Stages of marriage

I had lunch with some dear friends today. One was Debbie Gillenwater, currently co-director of the Union County Family Resource Center. Many Union Countians will remember Ms. Debbie as a wonderful first grade teacher at Maynardville Elementary School.
The other friend was Sara Collins, who works with Family and Community Engagement for the Union County Public Schools. I have known Sara since she was a pretty little girl attending Bible School at the First Baptist Church of Maynardville. Sara has over the years become a good friend of mine, and it is from Sara that inspiration for this article came.
Sara and her family recently went on vacation in Texas. She was telling Ms. Debbie and me about it during lunch. She showed us pictures and told us of a wonderful lobby that was outfitted with old relics and books. She showed us pictures of some of the sayings from the books.
This saying in particular caught my interest:
“I cannot sleep without you anymore,” you said, soft and lost in my tired arms.
“Nor I, without you,” I said, the weight of your head on my chest.
We are built to be one, one thing in the dark hours, one breath rising into the ether above us. Move closer, still closer, until no space exists between us, until this skin becomes that skin, and all I am is shared with all you are.
How romantic! How idealistic! Doesn’t this sound like two first loves, each the other’s soulmate, who can barely stand to be apart? Ah, the joys of young love. This is an idealistic vision of the beginning of a married couple’s life journey together.
How long does it last? I suppose it varies from couple to couple. I know of people who have been married for many years to which this would still apply.
Three months after I married my bride, I was sitting next to her, I on the arm of the couch, she on the couch. We were right next to each other, flesh touching flesh, my arm draped around her shoulders, and I said to her, “Did you ever think it would be this good?” Her reply—“I was hoping for the !@#$ of a lot better than this!” We both got a laugh from that.

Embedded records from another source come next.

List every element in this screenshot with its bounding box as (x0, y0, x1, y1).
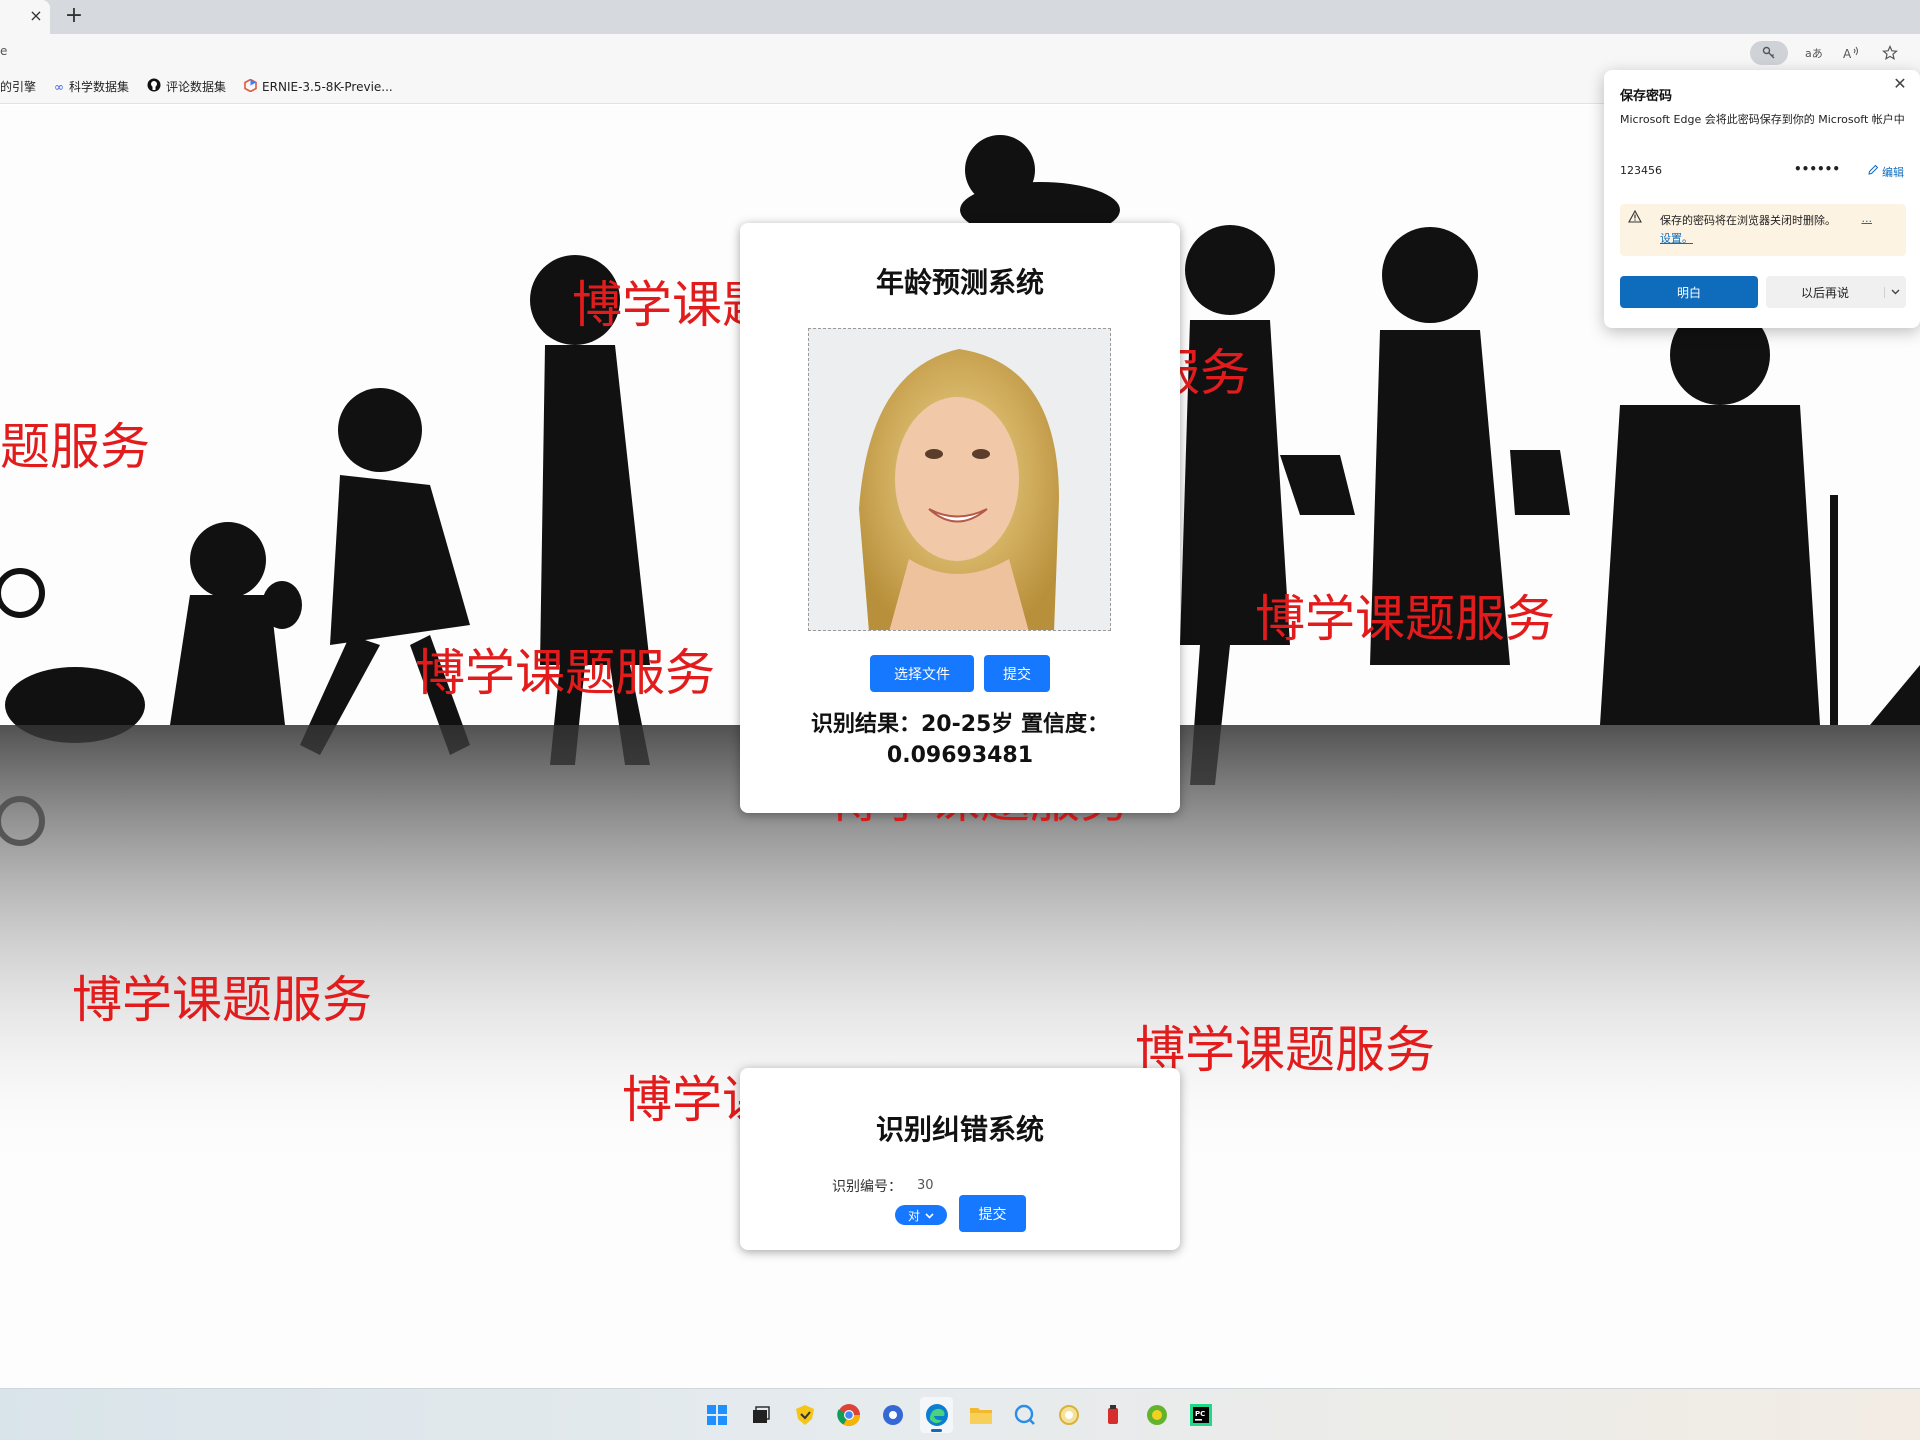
green-app-icon[interactable] (1140, 1397, 1173, 1433)
browser-circle-icon[interactable] (876, 1397, 909, 1433)
saved-username: 123456 (1620, 164, 1662, 177)
toolbar-icons: aあ A (1750, 41, 1902, 65)
bookmark-science-datasets[interactable]: ∞ 科学数据集 (54, 78, 129, 95)
bookmark-label: 科学数据集 (69, 80, 130, 94)
address-toolbar: e aあ A (0, 34, 1920, 70)
prediction-confidence-value: 0.09693481 (886, 743, 1034, 768)
settings-link[interactable]: 设置。 (1660, 230, 1693, 246)
popup-title: 保存密码 (1620, 89, 1673, 104)
new-tab-icon[interactable]: + (62, 4, 86, 28)
edge-icon[interactable] (920, 1397, 953, 1433)
correctness-select-value: 对 (907, 1208, 920, 1223)
watermark-text: 题服务 (0, 418, 150, 476)
bookmark-label: ERNIE-3.5-8K-Previe... (262, 79, 393, 94)
watermark-text: 博学课题服务 (1135, 1021, 1435, 1079)
weather-icon[interactable] (1052, 1397, 1085, 1433)
age-submit-button[interactable]: 提交 (984, 655, 1050, 692)
age-card-title: 年龄预测系统 (875, 266, 1044, 299)
watermark-text: 博学课题服务 (72, 971, 372, 1029)
chevron-down-icon (925, 1208, 934, 1222)
task-view-icon[interactable] (744, 1397, 777, 1433)
uploaded-photo-preview[interactable] (808, 328, 1111, 631)
prediction-result-line1: 识别结果：20-25岁 置信度： (810, 712, 1110, 737)
browser-tab[interactable]: × (0, 0, 50, 34)
saved-password-mask: •••••• (1794, 162, 1841, 176)
tab-strip: × + (0, 0, 1920, 34)
taskbar-icons: PC (700, 1397, 1217, 1433)
chevron-down-icon[interactable] (1884, 286, 1906, 298)
recognition-id-input[interactable]: 30 (917, 1178, 934, 1193)
correction-card: 识别纠错系统 识别编号： 30 对 提交 (740, 1068, 1180, 1250)
security-shield-icon[interactable] (788, 1397, 821, 1433)
not-now-button[interactable]: 以后再说 (1766, 276, 1906, 308)
favorite-star-icon[interactable] (1878, 41, 1902, 65)
tab-close-icon[interactable]: × (26, 6, 46, 26)
choose-file-button[interactable]: 选择文件 (870, 655, 974, 692)
popup-description: Microsoft Edge 会将此密码保存到你的 Microsoft 帐户中 (1620, 113, 1905, 126)
infinity-icon: ∞ (54, 79, 65, 94)
bookmark-ernie[interactable]: ERNIE-3.5-8K-Previe... (244, 78, 393, 95)
save-password-popup: 保存密码 ✕ Microsoft Edge 会将此密码保存到你的 Microso… (1604, 70, 1920, 328)
watermark-text: 博学课题服务 (1255, 590, 1555, 648)
bookmark-label: 的引擎 (0, 80, 37, 94)
warning-more-link[interactable]: ... (1862, 212, 1873, 225)
watermark-text: 博学课题服务 (415, 644, 715, 702)
file-explorer-icon[interactable] (964, 1397, 997, 1433)
svg-text:A: A (1843, 47, 1852, 60)
warning-text: 保存的密码将在浏览器关闭时删除。 (1660, 214, 1836, 227)
age-prediction-card: 年龄预测系统 选择文件 提交 识别结果：20-25岁 置信度： 0.096934… (740, 223, 1180, 813)
bookmark-review-datasets[interactable]: 评论数据集 (147, 78, 226, 96)
correction-submit-button[interactable]: 提交 (959, 1195, 1026, 1232)
svg-text:aあ: aあ (1805, 47, 1823, 60)
portrait-photo (809, 329, 1110, 630)
chat-search-icon[interactable] (1008, 1397, 1041, 1433)
windows-start-icon[interactable] (700, 1397, 733, 1433)
svg-text:PC: PC (1195, 1410, 1205, 1418)
ernie-icon (244, 78, 257, 95)
chrome-icon[interactable] (832, 1397, 865, 1433)
address-bar[interactable]: e (0, 44, 7, 58)
pencil-icon (1868, 164, 1879, 180)
correctness-select[interactable]: 对 (895, 1205, 947, 1225)
github-icon (147, 78, 161, 96)
not-now-label: 以后再说 (1800, 285, 1849, 300)
close-icon[interactable]: ✕ (1890, 74, 1910, 94)
edit-label: 编辑 (1882, 166, 1904, 179)
red-app-icon[interactable] (1096, 1397, 1129, 1433)
key-icon[interactable] (1750, 41, 1788, 65)
windows-taskbar: PC (0, 1388, 1920, 1440)
pycharm-icon[interactable]: PC (1184, 1397, 1217, 1433)
edit-link[interactable]: 编辑 (1868, 164, 1904, 180)
correction-card-title: 识别纠错系统 (875, 1113, 1044, 1146)
bookmark-search-engine[interactable]: 的引擎 (0, 78, 36, 95)
recognition-id-label: 识别编号： (832, 1179, 902, 1195)
immersive-reader-icon[interactable]: A (1840, 41, 1864, 65)
got-it-button[interactable]: 明白 (1620, 276, 1758, 308)
read-aloud-icon[interactable]: aあ (1802, 41, 1826, 65)
bookmark-label: 评论数据集 (166, 80, 227, 94)
warning-icon (1628, 209, 1642, 227)
password-warning-box: 保存的密码将在浏览器关闭时删除。 ... 设置。 (1620, 204, 1906, 256)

Another time, after a spat, when we were each smoking on separate ends of the same couch, my life looked at me and said, “MINCEY! DO YOU LOVE ME?” I looked back and said, “Mary Ann, a man would have to!” We both ended up laughing.
Nothing like a sense of humor to spice up a marriage. (Who was it that said that there was truth in jest?)
Now let’s move to the middle of a marriage. Picture it—the husband goes to bed first, his C-PAP mask on his face, turns on the television, curls up in fetal position, gathers the covers comfortably around his body, and settles down for a nice long nap.
Here comes the wife, who first makes fun of how ridiculous hubby looks in his mask, demands to know why he cannot sleep without the television, why it has to be so loud, then gets into bed, jerking all the cover from her husband’s just-warmed body. She wants to know if he can get any farther away from her in the bed, so he slides his now cooling body against her freezing feet and hands, trying not to moan from the pain the movement causes his lower back. Soon she is snoring so loudly that he cannot hear the television, so he turns it up louder to drown out the snoring and the white noise from the C-PAP machine.
Move a few years farther down the marriage ramp. Hubby sleeps in one bed, wife in another, in different rooms.
Even further—different beds in different houses.
Still further? Different beds in different towns?
Why do some couples go from barely being able to be apart to being unable to stand being together? The sad truth is that some people are so misled by the ideals that society portrays about love and marriage that they fail to understand before entering into the holy state that successful marriages only come with lots of work and cooperation from both sides.
After a woman marries, her husband gets to be there every day to see the lack of makeup, the “dressed-down” look, the bad moods, the times the house is a mess, when the kids are terrors, when no one wants to share or compromise.
The wife gets to see the husband unshaved, unkempt, hogging the television, losing that romantic feeling, becoming absorbed in the job and not the family, being just a little too human.
Wonder what prose an ailing marriage would generate? Humorous, possibly, but definitely not idealistic.
How did they get here from the intimacy of the beginning? Is there any hope to keep the magic in marriage?
Sure there is. I can take you to some of the couples who have done so over the course of many years. I’m sure they would be willing to share some of the ways they have managed to keep their marriages young, possibly for a fee (hee, hee)!
I’ll share something that a friend once told me. She said she and her husband had a date night once each week. Sometimes it was to do nothing more than go grocery shopping together, without the kids. I replied that I didn’t think of that as a “date,” but more as a chore. Looking back, I suppose that is the beauty of true love—being able to find each other even in the mundane.
Most difficult.
Marriage is the hardest thing I’ve ever done, and I would not dare say I’ve been overly successful. You’d have to ask the wife about that. (And if you do, I’ll pay you five dollars to tell me what she says!)
Happy days to all you married couples. May each day grow brighter and better for your union. And on the bad days, remember—humor helps!
Someone said,
“75 Years Ago:
Every family had a father and a mother.
Until I was 25, I called every woman older than me, ‘mam’.
And after I turned 25, I still called policemen and every man with a title, ‘Sir’.
We believed that a lady needed a husband to have a baby.”
The luck of some people in marriage is like a bald guy who just won a comb.